La décision de débuter le film avec ce qui aurait très bien pu en être la dernière scène est totalement justifiée, et annonciatrice de la dureté des drames à venir. Car la finale qui suivra, environ 85 minutes plus tard, sera déjà particulièrement difficile à supporter.
Grave of the Fireflies nous fait suivre le parcours pour le moins ardu de Seita et de sa petite soeur Setsuko au crépuscule de la Seconde Guerre mondiale, alors que le Japon est bombardé de toutes parts.
Après la disparition de leur père au combat, et la mort tragique de leur mère, le duo doit se débrouiller pour survivre à travers les régions dévastées et/ou sur le point d'être attaquées. Ne pouvant compter que sur le strict minimum de soutien de la part de leur tante, Seita et Setsuko quittent la demeure de celle-ci - où ils s'étaient réfugiés - pour s'installer dans un bunker abandonné au milieu de la forêt. Mais ce havre de paix improvisé ne pourra être la solution à tous leurs problèmes très longtemps.

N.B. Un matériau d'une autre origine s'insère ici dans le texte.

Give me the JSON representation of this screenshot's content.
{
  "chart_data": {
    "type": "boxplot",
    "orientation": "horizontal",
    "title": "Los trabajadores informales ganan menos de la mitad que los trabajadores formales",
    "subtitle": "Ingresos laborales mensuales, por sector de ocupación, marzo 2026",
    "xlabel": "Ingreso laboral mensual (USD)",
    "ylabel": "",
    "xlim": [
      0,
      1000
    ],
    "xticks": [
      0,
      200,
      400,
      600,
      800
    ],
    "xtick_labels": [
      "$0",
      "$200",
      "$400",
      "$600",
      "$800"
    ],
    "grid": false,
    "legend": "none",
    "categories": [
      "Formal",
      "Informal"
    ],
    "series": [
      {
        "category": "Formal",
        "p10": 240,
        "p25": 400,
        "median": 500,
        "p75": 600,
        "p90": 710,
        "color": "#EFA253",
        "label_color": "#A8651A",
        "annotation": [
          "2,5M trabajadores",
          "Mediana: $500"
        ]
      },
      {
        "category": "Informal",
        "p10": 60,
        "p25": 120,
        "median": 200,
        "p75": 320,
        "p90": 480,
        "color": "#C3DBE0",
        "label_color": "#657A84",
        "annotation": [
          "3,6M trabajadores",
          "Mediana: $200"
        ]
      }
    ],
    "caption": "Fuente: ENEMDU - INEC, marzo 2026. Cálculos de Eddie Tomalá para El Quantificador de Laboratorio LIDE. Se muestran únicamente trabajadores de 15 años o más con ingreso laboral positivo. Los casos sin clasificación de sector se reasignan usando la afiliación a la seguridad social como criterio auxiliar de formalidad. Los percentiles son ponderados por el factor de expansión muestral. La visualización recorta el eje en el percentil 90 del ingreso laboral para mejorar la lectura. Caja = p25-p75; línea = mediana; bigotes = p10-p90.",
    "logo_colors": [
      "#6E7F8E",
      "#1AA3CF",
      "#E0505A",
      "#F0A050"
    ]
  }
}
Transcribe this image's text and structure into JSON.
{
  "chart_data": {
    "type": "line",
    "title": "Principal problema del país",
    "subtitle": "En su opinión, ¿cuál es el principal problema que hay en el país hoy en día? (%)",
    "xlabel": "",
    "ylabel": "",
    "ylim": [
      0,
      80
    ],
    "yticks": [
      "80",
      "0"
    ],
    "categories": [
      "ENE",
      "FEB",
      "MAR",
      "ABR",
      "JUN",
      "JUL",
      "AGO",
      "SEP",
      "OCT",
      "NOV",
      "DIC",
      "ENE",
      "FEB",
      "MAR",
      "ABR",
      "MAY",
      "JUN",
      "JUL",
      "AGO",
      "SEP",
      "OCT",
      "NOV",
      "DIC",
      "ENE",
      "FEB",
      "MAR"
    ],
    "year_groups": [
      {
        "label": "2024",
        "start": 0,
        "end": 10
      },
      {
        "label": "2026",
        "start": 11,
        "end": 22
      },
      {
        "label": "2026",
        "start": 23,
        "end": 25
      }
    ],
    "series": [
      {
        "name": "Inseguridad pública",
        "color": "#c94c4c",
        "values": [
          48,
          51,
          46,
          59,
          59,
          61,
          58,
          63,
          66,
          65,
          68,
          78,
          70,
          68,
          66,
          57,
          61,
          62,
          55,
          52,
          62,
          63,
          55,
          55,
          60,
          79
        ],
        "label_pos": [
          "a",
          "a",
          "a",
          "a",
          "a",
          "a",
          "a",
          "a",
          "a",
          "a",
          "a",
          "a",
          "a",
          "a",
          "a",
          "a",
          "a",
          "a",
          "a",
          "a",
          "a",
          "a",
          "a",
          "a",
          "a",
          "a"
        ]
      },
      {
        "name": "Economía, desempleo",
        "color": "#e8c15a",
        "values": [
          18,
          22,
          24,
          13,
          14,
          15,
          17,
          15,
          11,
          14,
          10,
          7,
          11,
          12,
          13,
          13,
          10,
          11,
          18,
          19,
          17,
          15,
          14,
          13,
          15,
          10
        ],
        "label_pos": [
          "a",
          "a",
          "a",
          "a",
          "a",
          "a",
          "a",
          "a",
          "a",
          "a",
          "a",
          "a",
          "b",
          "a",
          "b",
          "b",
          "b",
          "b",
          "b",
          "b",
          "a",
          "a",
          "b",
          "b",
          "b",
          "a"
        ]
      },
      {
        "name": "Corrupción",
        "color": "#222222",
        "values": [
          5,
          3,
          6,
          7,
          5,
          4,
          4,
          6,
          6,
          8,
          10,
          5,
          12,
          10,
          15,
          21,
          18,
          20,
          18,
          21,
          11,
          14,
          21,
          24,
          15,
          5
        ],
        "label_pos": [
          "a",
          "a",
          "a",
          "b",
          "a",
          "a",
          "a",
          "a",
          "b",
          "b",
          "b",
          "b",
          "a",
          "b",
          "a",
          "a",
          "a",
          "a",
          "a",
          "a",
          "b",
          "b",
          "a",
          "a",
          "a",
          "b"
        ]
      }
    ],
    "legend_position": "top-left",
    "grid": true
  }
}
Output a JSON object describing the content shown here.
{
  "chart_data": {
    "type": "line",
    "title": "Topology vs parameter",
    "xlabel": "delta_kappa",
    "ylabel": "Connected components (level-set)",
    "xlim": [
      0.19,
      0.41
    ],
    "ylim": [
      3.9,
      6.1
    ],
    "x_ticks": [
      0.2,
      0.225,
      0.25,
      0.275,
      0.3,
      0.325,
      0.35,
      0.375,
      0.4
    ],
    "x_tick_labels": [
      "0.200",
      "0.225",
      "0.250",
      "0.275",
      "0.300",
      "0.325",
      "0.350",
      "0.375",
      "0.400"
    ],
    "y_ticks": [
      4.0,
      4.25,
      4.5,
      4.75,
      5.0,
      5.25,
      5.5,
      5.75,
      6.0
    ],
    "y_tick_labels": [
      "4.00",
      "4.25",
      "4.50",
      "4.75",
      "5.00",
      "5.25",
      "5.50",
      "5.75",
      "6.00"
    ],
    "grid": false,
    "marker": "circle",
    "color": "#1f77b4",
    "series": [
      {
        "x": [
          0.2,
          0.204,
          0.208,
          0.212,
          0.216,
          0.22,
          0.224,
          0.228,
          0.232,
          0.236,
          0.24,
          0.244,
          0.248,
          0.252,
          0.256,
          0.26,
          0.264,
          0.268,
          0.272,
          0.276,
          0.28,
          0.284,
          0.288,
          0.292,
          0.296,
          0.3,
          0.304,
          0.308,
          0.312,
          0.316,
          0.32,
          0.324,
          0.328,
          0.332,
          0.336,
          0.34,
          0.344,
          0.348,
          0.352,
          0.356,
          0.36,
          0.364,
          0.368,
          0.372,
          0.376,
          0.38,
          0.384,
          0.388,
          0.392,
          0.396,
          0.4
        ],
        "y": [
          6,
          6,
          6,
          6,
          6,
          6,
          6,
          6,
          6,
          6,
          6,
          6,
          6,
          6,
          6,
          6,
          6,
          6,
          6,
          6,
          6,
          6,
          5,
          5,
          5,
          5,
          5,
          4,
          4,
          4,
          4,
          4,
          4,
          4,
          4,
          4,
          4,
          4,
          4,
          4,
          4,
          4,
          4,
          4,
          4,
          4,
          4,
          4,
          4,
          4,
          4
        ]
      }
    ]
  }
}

Au-delà d'une histoire de survie, Grave of the Fireflies traite également des traumatismes et des effets psychologiques de la guerre sur les gens ordinaires, de la façon dont l'entraide fait alors de plus en plus place à la méfiance et à un individualisme forcé au sein d'une seule et même nation.
Si cette situation est observée et rapportée du point de vue d'un adolescent de quatorze ans et d'une fillette de quatre ans, la façon dont le récit est raconté, lui, n'a rien d'enfantin.
Entre la maturité et la force de caractère que doit acquérir Seito dès son jeune âge, et la candeur et l'innocence dont fait preuve malgré tout Setsuko dans un contexte qu'elle ne saurait comprendre totalement, même à travers ses pires cauchemars, Isao Takahata aborde son sujet sur deux fronts bien distincts, mais qui finissent par se recouper de façon à rendre chaque scène plus marquante et émouvante, que ce soit dans la grâce ou dans l'horreur.
Cette idée est déjà bien présente au départ, quand le film traite de la mort de manière assez brutale, mais en se permettant également de mettre en images un au-delà avec lequel vient une certaine forme de quiétude et d'apaisement. Un repos bien mérité - si nous pouvons l'exprimer ainsi - pour des personnages ayant vu et vécu leur part d'épreuves difficilement surmontables malgré leur jeune âge.
L'animation est évidemment ici d'une beauté incomparable, à la fois sublime et onirique, mais également horrifiante de réalisme. Le choix du médium amplifie d'ailleurs l'impact de la tragédie illustrée d'une manière à laquelle aucune prise de vue réelle n'aurait pu rendre justice. À cet égard, la petite Setsuko paraît même souvent plus vraie que nature.
D'une tristesse infinie, Grave of the Fireflies est certainement l'un des plus grands joyaux que nous ait donnés le cinéma d'animation, mais aussi l'un des drames de guerre les plus percutants.
::: Disponible à la location (3,99 $) ou à l'achat (9,99 $) sur iTunes.
::: Niveau de risque d'indignation après visionnement : Nul.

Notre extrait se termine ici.